OpenTelemetry Tracing

Warning

Tracing support is considered experimental. The output, configuration, and any other details may change at any time.

Since version 2.1.0, when dnsdist is built with ProtoBuf support, sent messages (using e.g. RemoteLogResponseAction()) can contain OpenTelemetry traces data.

To enable tracing, use setOpenTelemetryTracing(true) in your configuration, or logging.open_telemetry_tracing to true in your:ref:YAML Logging Configuration <yaml-settings-LoggingConfiguration>. It is also possible to call setOpenTelemetryTracing() at runtime. Once enabled, Rules can be used to turn on tracing on a per-query basis.

Per-query tracing can be enabled using the SetTraceAction(). However, dnsdist captures some data before rules processing in order to have tracing information from before the rules are evaluated. When tracing is enabled in the query, dnsdist stores start and end times of certain (but not all) functions that are called during the lifetime of the query and the response. It is recommended to send the traces out through a RemoteLogger in ResponseRules, to capture as much information as possible.

Note

At the moment, the ProtoBuf message is sent out during the processing of the response rules. Hence, the traces are not complete. There are plans to remedy this, but no timeline to do so.
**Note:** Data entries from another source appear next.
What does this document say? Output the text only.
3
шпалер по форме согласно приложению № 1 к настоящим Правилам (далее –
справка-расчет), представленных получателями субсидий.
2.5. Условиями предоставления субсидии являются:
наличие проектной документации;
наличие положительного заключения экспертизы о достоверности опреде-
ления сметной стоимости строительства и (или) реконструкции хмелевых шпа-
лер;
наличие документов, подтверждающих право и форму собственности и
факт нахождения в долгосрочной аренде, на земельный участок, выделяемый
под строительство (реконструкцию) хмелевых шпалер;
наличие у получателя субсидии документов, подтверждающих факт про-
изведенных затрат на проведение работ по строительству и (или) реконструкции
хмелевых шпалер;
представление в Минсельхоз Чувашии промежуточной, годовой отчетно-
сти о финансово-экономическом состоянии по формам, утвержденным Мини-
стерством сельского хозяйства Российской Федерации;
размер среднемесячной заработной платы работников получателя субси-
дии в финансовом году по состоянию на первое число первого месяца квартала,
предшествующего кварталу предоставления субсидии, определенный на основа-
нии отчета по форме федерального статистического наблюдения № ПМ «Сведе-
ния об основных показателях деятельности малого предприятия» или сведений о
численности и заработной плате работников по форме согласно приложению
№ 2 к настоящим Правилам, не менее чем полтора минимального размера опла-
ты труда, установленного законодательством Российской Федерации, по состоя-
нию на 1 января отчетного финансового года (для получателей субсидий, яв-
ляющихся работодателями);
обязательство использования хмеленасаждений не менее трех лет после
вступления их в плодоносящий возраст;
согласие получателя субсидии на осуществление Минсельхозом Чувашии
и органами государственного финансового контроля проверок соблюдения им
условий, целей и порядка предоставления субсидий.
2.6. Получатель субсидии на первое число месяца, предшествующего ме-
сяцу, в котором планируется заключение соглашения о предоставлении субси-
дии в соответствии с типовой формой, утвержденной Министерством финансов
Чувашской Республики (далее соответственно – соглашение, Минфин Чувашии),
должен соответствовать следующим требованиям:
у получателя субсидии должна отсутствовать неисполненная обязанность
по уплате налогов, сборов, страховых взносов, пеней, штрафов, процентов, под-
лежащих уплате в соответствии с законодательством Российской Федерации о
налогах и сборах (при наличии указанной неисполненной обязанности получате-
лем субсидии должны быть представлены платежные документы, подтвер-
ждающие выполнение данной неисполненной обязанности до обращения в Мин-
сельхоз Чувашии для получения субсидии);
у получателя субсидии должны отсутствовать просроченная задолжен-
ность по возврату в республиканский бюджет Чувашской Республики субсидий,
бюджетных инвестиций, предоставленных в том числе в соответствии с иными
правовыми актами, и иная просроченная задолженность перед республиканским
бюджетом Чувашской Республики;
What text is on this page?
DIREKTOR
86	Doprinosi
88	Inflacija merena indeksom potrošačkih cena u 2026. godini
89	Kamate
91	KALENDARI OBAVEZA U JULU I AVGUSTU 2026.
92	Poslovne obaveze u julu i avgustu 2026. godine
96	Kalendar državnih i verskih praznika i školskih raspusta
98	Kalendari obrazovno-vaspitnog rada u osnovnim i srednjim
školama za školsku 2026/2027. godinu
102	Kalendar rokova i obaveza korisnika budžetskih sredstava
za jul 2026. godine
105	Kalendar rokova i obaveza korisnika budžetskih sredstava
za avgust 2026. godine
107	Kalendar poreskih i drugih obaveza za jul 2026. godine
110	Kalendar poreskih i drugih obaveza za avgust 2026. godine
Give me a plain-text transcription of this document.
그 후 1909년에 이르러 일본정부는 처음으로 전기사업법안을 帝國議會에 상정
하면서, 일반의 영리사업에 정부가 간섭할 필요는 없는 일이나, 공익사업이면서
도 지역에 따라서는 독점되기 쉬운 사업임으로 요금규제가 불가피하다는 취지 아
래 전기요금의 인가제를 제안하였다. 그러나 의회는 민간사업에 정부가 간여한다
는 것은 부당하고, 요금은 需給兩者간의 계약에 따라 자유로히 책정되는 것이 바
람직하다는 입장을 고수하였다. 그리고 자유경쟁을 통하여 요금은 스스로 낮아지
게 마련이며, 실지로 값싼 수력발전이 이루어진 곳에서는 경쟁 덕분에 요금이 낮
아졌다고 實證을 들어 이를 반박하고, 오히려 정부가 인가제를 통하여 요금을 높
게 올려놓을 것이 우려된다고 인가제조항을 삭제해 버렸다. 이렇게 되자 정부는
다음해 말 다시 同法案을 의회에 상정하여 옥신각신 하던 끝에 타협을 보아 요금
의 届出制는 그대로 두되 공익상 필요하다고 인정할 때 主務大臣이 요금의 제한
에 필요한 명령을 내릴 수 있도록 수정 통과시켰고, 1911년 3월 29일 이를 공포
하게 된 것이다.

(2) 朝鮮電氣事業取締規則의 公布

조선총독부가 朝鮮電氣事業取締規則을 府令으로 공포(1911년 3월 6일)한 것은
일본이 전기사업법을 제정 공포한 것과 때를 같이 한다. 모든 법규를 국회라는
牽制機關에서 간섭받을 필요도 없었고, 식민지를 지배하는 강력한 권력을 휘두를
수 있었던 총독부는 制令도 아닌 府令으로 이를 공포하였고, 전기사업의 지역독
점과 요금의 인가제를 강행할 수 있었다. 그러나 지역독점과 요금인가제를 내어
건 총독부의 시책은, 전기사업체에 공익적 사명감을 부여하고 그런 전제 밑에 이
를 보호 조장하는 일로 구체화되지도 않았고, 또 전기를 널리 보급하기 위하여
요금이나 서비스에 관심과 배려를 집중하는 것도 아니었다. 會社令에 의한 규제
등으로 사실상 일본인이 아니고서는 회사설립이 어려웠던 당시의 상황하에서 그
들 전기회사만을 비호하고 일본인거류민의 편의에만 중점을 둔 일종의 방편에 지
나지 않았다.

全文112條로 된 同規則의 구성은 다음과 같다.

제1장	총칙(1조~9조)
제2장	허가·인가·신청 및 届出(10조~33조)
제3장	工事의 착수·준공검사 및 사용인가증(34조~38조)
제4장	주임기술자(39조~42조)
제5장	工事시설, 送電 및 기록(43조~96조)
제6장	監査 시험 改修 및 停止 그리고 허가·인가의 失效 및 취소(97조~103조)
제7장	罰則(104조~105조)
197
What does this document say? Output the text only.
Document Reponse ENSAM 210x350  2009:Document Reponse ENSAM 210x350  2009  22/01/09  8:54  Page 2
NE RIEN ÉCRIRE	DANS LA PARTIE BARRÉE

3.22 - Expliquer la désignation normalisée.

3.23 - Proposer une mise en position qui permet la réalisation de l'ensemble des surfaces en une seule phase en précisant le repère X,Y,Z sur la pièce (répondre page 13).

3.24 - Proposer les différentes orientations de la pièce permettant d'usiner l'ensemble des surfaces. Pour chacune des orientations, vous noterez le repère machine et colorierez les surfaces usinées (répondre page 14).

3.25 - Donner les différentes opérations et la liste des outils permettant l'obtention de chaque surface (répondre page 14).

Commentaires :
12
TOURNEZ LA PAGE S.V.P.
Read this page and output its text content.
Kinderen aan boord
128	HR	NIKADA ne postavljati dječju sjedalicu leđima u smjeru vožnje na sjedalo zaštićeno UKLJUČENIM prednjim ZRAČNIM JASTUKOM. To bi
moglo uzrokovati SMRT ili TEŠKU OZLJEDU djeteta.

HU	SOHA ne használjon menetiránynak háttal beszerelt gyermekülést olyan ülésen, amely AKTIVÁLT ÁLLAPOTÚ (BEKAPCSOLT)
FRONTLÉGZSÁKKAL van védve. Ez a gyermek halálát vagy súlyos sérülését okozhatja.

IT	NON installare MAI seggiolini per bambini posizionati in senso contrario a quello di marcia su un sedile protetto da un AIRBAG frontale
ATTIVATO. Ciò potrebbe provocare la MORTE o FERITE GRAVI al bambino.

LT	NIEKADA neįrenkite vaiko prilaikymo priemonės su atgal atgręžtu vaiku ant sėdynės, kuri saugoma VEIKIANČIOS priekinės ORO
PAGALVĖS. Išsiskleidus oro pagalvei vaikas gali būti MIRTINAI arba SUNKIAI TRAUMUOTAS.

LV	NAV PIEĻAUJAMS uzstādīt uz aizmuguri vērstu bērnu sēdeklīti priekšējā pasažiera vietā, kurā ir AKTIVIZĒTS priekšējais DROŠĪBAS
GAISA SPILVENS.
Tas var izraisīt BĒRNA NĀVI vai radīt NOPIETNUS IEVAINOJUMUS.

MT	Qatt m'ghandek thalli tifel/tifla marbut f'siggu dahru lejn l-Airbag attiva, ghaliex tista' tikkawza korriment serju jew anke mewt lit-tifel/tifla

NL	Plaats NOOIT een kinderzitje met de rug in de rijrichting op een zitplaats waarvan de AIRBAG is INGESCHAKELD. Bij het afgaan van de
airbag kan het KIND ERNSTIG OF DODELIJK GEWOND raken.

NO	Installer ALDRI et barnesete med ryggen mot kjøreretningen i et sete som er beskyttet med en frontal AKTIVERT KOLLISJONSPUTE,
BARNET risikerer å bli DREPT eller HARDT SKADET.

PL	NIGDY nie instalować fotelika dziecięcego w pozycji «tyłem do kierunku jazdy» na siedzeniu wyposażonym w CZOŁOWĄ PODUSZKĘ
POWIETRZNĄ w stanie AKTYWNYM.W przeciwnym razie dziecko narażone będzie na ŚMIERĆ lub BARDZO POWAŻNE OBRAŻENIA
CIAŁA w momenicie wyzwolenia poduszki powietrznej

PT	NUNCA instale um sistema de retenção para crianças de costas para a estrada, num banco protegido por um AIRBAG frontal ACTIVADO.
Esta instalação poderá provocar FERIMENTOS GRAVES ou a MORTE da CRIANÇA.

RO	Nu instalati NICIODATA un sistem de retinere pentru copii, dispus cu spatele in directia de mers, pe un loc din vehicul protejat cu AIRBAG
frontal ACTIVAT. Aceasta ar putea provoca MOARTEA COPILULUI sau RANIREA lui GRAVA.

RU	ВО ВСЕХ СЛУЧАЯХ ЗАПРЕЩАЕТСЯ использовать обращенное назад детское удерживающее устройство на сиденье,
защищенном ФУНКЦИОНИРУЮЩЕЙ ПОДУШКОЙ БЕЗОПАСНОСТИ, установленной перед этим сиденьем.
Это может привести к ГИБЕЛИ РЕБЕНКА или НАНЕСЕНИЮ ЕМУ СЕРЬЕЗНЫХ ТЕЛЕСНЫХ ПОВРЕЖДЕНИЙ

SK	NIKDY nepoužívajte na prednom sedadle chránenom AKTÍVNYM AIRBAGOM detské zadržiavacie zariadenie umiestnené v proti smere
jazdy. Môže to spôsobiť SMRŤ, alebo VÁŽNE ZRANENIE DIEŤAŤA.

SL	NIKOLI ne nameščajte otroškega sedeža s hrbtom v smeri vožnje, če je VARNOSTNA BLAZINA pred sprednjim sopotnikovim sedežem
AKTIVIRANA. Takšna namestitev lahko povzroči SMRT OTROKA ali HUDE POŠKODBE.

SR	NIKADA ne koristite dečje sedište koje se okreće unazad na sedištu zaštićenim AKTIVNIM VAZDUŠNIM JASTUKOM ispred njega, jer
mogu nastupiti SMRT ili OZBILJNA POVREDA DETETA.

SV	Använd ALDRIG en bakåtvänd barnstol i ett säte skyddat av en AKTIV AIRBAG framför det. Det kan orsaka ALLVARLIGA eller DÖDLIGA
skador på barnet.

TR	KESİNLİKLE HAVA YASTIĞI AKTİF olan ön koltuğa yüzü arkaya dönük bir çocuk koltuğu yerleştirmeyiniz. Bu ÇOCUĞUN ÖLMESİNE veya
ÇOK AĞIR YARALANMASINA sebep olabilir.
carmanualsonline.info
Tracing uses more memory and CPU than usual query processing and it is recommended to enable tracing only for certain queries using specific selectors.

Example configuration

logging:
  open_telemetry_tracing: true
remote_logging:
  protobuf_loggers:
    - name: pblog
      address: 127.0.0.1:5301
query_rules:
  - name: Enable tracing
    selector:
      # Just as an example, in production don't trace all the queries
      type: All
    action:
      type: SetTrace
      value: true
response_rules:
  - name: Do PB logging
    selector:
      type: All
    action:
      type: RemoteLog
      logger_name: pblog
      # Delay ensures that the PB message is sent
      # after the response is sent to client, instead
      # of immediately. This ensures all Trace Spans
      # have proper end timestamps.
      delay: true

Passing Trace ID and Span ID to downstream servers

When storing traces, it is beneficial to correlate traces of the same query through different applications. The PowerDNS Recursor (since 5.3.0) supports the experimental draft-edns-otel-trace-ids EDNS option to pass the trace identifier. The DNSQuestion object supports the getTraceID method to retrieve the trace identifier as a binary string. Combining all this, a LuaAction() can be used to add this EDNS option to the query.

- name: Add TraceID to EDNS for backend
  selector:
    type: All
  action:
    type: Lua
    function_code: |
      return function (dq)
        tid = dq:getTraceID()
        if (tid ~= nil) then
          -- PowerDNS Recursor uses EDNS Option Code 65500.
          dq:setEDNSOption(65500, "\000\000" .. tid)
        end
        return DNSAction.None
      end

Optionally, the Span ID can also be added to the query. This value is retrieved with the getSpanID function and can be added to the query as follows:

- name: Add TraceID and SpanID to EDNS for backend
  selector:
    type: All
  action:
    type: Lua
    function_code: |
      return function (dq)
        tid = dq:getTraceID()
        sid = dq:getSpanID()
        if (tid ~= nil and sid ~= nil) then
          -- PowerDNS Recursor uses EDNS Option Code 65500.
          dq:setEDNSOption(65500, "\000\000" .. tid .. sid)
        end
        return DNSAction.None
      end